Chevron plant, am Freitag, dem 17. Juli, vorläufige Vereinbarungen über Investitionen in die Ölfelder West Qurna-2 und Nasiriyah mit dem Irak zu unterzeichnen, wie ein namentlich nicht genannter Top-Manager des Unternehmens gegenüber Bloomberg sagte. Außerdem geht aus den Angaben dieser Quelle hervor, dass der US-Erdölkonzern zu den Unternehmen gehört, die die Möglichkeit prüfen, eine Pipeline zur Förderung von irakischem Erdöl zu errichten – und zwar in Umgehung der Straße von Hormus.

Details
Die Vereinbarungen mit dem Irak werden vermutlich nicht verbindlich sein, aber sie werden Chevron nach Angaben von Bloomberg darin bestätigen, am Ende kommerzielle Verträge für beide Projekte abzuschließen. Die Verhandlungen hatte das Unternehmen bereits länger als ein Jahr geführt.
West Qurna-2 ist das zweitgrößte Ölzentrum des Irak mit einer Förderung von etwa 460.000 Barrel pro Tag. Zuvor wurde dieses Feld von „Lukoil“ entwickelt, das 2025 von US-Sanktionen betroffen war; danach ging der gesamte Standort vollständig an staatliche Strukturen im Irak über. Nasiriyah ist zwar ein eher bescheideneres Projekt, verfügt jedoch über erhebliches Potenzial für geologische Erkundungen. Ein Bloomberg-Quelle wies darauf hin, dass es auf beiden Lagerstätten Möglichkeiten gibt, die Förderung deutlich auszubauen.
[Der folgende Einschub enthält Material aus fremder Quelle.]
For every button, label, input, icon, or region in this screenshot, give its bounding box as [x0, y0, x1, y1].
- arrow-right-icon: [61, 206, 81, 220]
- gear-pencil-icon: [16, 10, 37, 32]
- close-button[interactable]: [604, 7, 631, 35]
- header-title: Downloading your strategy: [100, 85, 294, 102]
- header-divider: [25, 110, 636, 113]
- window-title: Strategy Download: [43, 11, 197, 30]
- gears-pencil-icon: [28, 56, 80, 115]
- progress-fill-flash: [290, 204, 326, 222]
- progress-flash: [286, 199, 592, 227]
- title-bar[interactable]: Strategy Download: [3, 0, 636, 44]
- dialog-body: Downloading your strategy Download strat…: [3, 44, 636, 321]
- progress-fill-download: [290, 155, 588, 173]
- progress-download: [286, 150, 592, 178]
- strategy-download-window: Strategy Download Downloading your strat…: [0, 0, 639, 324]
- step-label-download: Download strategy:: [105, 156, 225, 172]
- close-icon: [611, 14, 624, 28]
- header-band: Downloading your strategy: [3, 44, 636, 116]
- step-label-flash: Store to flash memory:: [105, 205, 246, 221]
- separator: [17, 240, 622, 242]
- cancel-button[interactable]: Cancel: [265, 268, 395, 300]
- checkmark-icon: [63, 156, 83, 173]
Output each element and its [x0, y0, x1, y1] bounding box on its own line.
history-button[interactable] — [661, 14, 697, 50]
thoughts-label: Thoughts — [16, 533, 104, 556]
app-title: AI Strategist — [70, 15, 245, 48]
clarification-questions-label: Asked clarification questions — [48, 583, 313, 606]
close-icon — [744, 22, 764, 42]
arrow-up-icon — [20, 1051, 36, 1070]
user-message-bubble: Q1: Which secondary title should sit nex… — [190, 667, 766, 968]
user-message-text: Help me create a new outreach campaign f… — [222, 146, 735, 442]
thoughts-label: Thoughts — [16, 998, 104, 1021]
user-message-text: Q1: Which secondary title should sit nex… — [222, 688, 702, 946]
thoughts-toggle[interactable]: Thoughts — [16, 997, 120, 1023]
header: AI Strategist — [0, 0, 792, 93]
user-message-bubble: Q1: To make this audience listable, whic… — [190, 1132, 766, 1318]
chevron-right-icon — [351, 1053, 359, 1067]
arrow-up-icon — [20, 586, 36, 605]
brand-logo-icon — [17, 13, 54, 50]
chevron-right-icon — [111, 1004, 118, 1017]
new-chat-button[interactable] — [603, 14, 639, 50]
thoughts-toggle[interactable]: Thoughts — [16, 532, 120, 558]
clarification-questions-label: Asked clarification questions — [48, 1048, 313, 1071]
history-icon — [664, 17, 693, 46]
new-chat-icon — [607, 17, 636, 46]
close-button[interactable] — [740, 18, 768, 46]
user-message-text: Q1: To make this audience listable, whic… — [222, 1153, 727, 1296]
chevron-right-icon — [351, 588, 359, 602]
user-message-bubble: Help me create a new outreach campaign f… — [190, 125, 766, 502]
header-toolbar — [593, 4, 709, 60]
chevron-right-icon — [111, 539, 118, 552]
Chevron ist außerdem in ein Konsortium US-amerikanischer und internationaler Akteure aufgenommen worden, das die Möglichkeit des Baus einer Pipeline untersucht, damit der Irak Öl liefern kann, ohne den Golf von Hormus zu passieren, teilte ein Gesprächspartner der Agentur mit. Zuvor hatte Bloomberg in dieser Woche geschrieben, dass das Unternehmen Verhandlungen über die Wiederaufnahme der seit langem stillgelegten Ölpipeline Kirkuk—Baniyas mit einer Länge von etwa 800 km führt, die durch Syrien bis zur Mittelmeerküste verläuft. Am Donnerstag traf sich der irakische Premierminister Ali az-Zaidi in Houston mit der Führung von Chevron im Rahmen seines Besuchs in den USA, zuvor hatte er sich mit US-Präsident Donald Trump getroffen. Trump erklärte, in den kommenden Tagen würden neue „umfangreiche“ Partnerschaften in der Ölindustrie angekündigt.
Was ist mit den Aktien
Die Aktien von Chevron haben am 16. Juli im Handel um 1,8% zugelegt. Gleichzeitig haben sich die Ölpreise kaum verändert: Die Brent-Futures verbilligten sich um höchstens 0,1% und wurden bei 84,9 US-Dollar pro Barrel gehandelt, während die US-WTI um 0,3% nachgab und 79,4 US-Dollar pro Barrel kostete.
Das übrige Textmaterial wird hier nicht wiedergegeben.